Test, test and test again
Last-mile services all over the world are in a highly experimental and fairly expensive phase, O’Connor said. He described the competitive landscape as a series of "land grabs" where one retailer will make a big investment seeking market dominance to scare others away.
"There's a lot of money being lost, to be frank, as businesses build out very rapid fulfillment offerings which may not be profitable yet," O’Connor said, naming no specific losers. Omnichannel profitability has eluded many a retailer to date, even in the U.S. where native retailers tend to have the largest footprint.
But another way to see these efforts is as a grand experiment. An added benefit to running 11 last-mile portfolios outside of the U.S. is the lessons the company can glean from running that many experiments at once. That’s the case in Japan, where Walmart just wrapped up its first-ever drone pilot in September with the end of tourist season. In the pilot, Walmart customers could place orders of a limited number of items from an uninhabited island in the Tokyo Bay, which is a popular tourist destination.

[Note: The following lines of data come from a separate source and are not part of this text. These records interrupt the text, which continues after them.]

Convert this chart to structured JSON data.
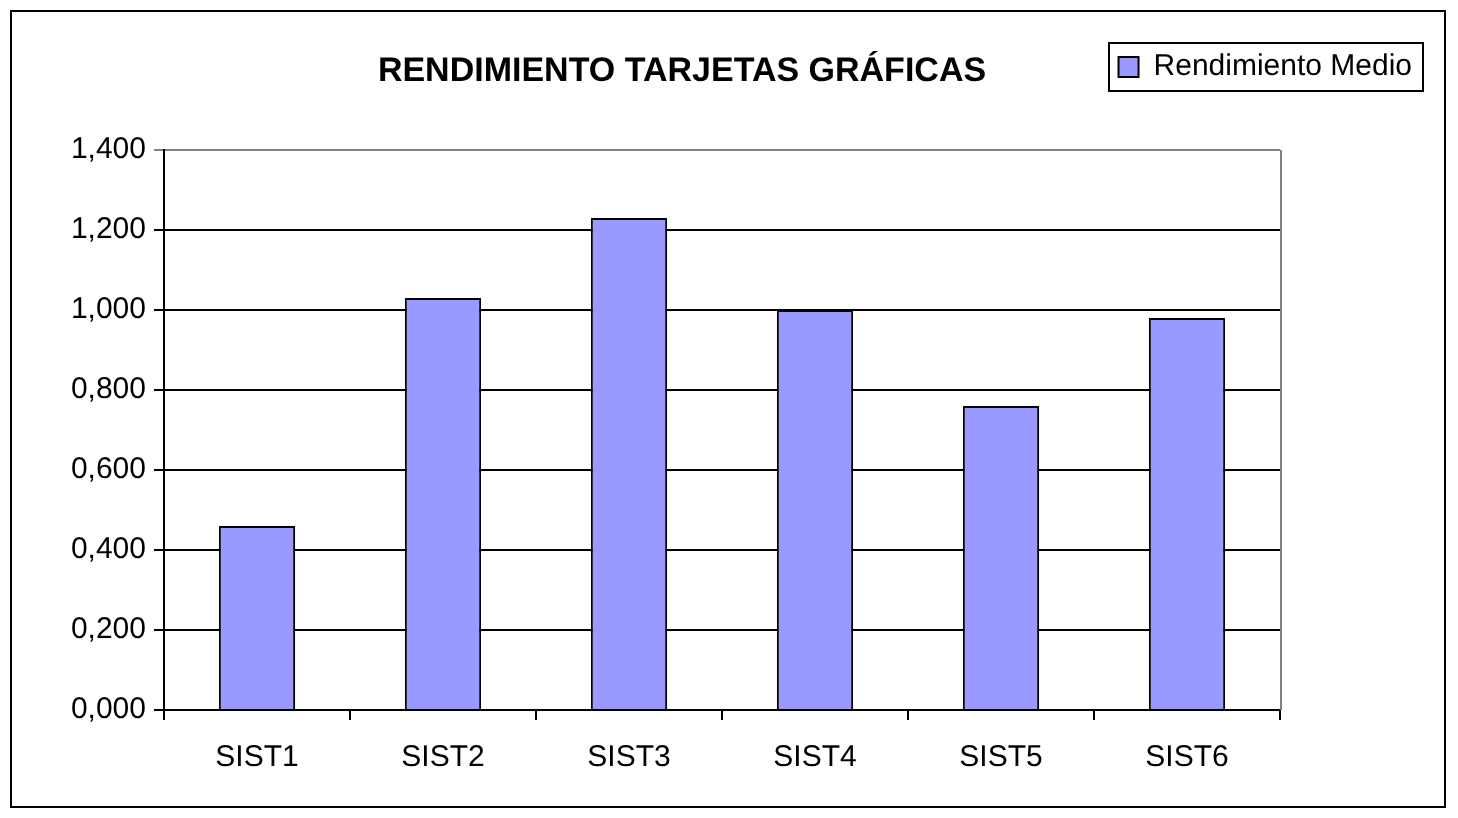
{
  "chart_data": {
    "type": "bar",
    "title": "RENDIMIENTO TARJETAS GRÁFICAS",
    "categories": [
      "SIST1",
      "SIST2",
      "SIST3",
      "SIST4",
      "SIST5",
      "SIST6"
    ],
    "series": [
      {
        "name": "Rendimiento Medio",
        "color": "#9999ff",
        "values": [
          0.46,
          1.03,
          1.23,
          1.0,
          0.76,
          0.98
        ]
      }
    ],
    "ylim": [
      0,
      1.4
    ],
    "yticks": [
      {
        "value": 0,
        "label": "0,000"
      },
      {
        "value": 0.2,
        "label": "0,200"
      },
      {
        "value": 0.4,
        "label": "0,400"
      },
      {
        "value": 0.6,
        "label": "0,600"
      },
      {
        "value": 0.8,
        "label": "0,800"
      },
      {
        "value": 1.0,
        "label": "1,000"
      },
      {
        "value": 1.2,
        "label": "1,200"
      },
      {
        "value": 1.4,
        "label": "1,400"
      }
    ],
    "grid": "y",
    "legend": "top right"
  }
}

"It's certainly about understanding consumer behavior and the demand for it. And then it's understanding, quite honestly, how fulfillment works with a drone. What are the limitations to it? How do we do it safely and reliably? What's the frequency that we can do it?" Suarez explained. "Let me say that it's a test. We're learning a lot. Let's put it that way."

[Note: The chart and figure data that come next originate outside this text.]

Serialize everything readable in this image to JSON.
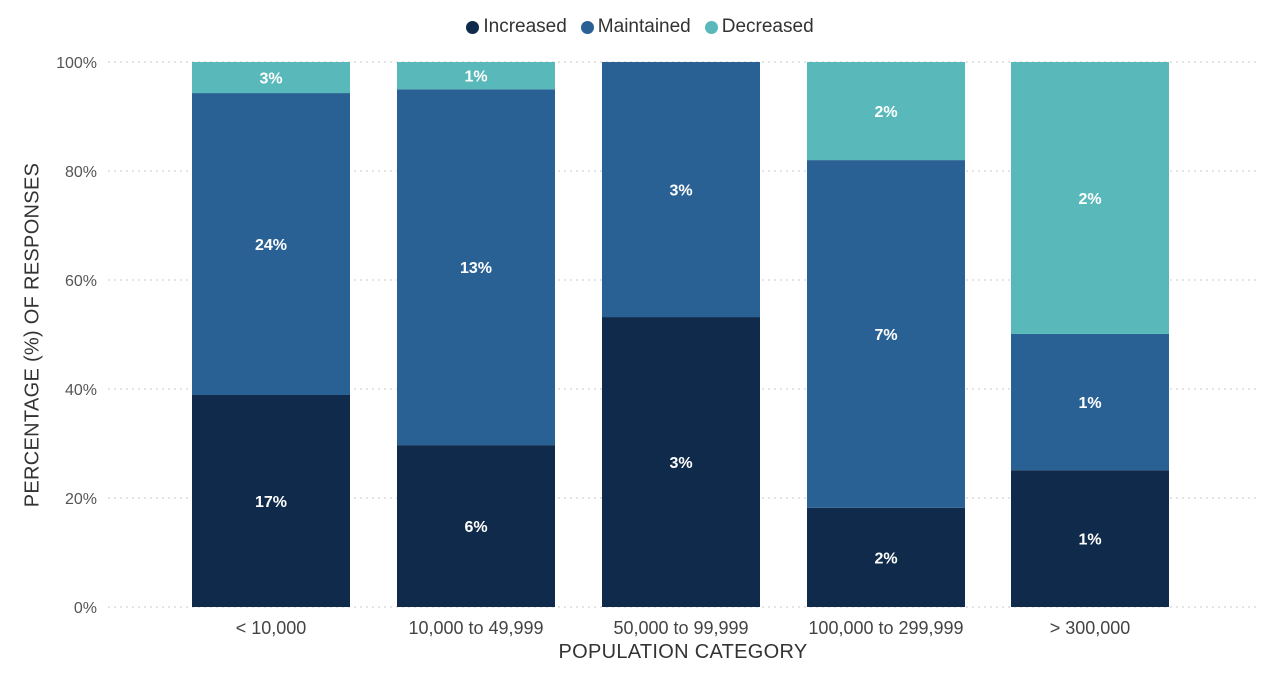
{
  "chart_data": {
    "type": "bar",
    "stacked": true,
    "percent_stacked": true,
    "title": "",
    "xlabel": "POPULATION CATEGORY",
    "ylabel": "PERCENTAGE (%) OF RESPONSES",
    "ylim": [
      0,
      100
    ],
    "yticks": [
      "0%",
      "20%",
      "40%",
      "60%",
      "80%",
      "100%"
    ],
    "ytick_values": [
      0,
      20,
      40,
      60,
      80,
      100
    ],
    "grid": "horizontal dotted",
    "legend_position": "top-center",
    "categories": [
      "< 10,000",
      "10,000 to 49,999",
      "50,000 to 99,999",
      "100,000 to 299,999",
      "> 300,000"
    ],
    "series": [
      {
        "name": "Increased",
        "color": "#0f2a4a",
        "share_percent": [
          38.9,
          29.7,
          53.2,
          18.2,
          25.1
        ],
        "labels": [
          "17%",
          "6%",
          "3%",
          "2%",
          "1%"
        ]
      },
      {
        "name": "Maintained",
        "color": "#2a6195",
        "share_percent": [
          55.4,
          65.3,
          46.8,
          63.8,
          25.0
        ],
        "labels": [
          "24%",
          "13%",
          "3%",
          "7%",
          "1%"
        ]
      },
      {
        "name": "Decreased",
        "color": "#59b9ba",
        "share_percent": [
          5.7,
          5.0,
          0.0,
          18.0,
          49.9
        ],
        "labels": [
          "3%",
          "1%",
          "",
          "2%",
          "2%"
        ]
      }
    ]
  }
}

Based on the company’s copious patent applications for drone tech, Walmart is bullish on drone activity, but it is still very early days for this delivery mode.

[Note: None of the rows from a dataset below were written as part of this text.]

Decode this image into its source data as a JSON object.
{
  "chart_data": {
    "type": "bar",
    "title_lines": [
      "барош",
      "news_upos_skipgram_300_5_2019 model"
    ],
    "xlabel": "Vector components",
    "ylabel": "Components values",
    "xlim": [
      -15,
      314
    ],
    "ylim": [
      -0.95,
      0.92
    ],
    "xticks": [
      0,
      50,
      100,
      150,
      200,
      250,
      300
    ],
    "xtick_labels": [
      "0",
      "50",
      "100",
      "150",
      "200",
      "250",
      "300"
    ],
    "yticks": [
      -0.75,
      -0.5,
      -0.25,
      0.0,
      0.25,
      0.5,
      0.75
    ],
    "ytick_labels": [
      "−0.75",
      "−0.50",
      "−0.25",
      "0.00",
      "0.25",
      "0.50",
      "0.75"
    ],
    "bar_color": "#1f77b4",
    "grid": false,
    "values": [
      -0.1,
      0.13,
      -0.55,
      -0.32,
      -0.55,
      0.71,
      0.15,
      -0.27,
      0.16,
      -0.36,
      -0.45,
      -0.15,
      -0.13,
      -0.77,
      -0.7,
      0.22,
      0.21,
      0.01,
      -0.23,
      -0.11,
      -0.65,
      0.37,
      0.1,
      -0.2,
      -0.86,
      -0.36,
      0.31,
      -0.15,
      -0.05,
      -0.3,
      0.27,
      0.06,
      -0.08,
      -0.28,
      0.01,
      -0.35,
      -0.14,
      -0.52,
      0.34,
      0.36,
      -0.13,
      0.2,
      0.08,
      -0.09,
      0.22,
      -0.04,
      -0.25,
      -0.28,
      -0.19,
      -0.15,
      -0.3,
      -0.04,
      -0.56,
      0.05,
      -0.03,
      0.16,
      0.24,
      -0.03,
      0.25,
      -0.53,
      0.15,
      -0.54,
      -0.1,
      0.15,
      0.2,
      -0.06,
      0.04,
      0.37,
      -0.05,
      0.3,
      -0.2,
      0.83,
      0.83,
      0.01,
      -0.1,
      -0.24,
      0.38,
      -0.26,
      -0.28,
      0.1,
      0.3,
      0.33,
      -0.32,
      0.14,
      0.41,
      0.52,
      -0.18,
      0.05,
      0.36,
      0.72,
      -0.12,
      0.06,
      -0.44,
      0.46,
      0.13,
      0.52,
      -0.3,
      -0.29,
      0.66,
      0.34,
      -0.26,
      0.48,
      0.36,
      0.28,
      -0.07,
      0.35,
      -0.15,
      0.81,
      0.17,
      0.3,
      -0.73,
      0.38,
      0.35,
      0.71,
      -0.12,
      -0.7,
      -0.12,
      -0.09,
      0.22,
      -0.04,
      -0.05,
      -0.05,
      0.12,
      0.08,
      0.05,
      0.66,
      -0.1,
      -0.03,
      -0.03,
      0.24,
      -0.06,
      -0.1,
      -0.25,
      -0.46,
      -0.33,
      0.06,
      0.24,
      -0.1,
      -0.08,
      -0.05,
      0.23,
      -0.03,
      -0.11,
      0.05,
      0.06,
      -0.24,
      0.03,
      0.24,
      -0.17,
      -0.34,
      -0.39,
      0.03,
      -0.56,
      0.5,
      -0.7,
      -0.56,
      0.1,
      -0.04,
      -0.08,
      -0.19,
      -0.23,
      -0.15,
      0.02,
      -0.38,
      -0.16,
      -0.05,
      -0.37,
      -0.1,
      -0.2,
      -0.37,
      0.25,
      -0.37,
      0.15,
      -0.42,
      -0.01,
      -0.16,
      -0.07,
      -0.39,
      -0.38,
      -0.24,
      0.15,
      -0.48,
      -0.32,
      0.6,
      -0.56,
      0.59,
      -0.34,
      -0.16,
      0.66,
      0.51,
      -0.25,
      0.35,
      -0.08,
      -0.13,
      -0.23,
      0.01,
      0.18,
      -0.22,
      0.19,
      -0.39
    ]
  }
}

Walmart’s last-mile programs may never be finished growing. After all, the retailer has made acquisitions the core of its international expansion in terms of brick-and-mortar footprint — the case in Mexico, South Africa, Chile, Japan and the United Kingdom — and more store acquisitions mean more last-mile solutions. Suarez said the company also has to be ready to not just expand as Walmart manifests destiny but to evolve as consumers do.
"It's really up to the customer," Suarez said. "If the customer wants to migrate to a different thing, we're going to provide it to them." At this point, he said, last-mile services are critical as Walmart stays competitive — no longer a nice-to-have, but a have-to-have.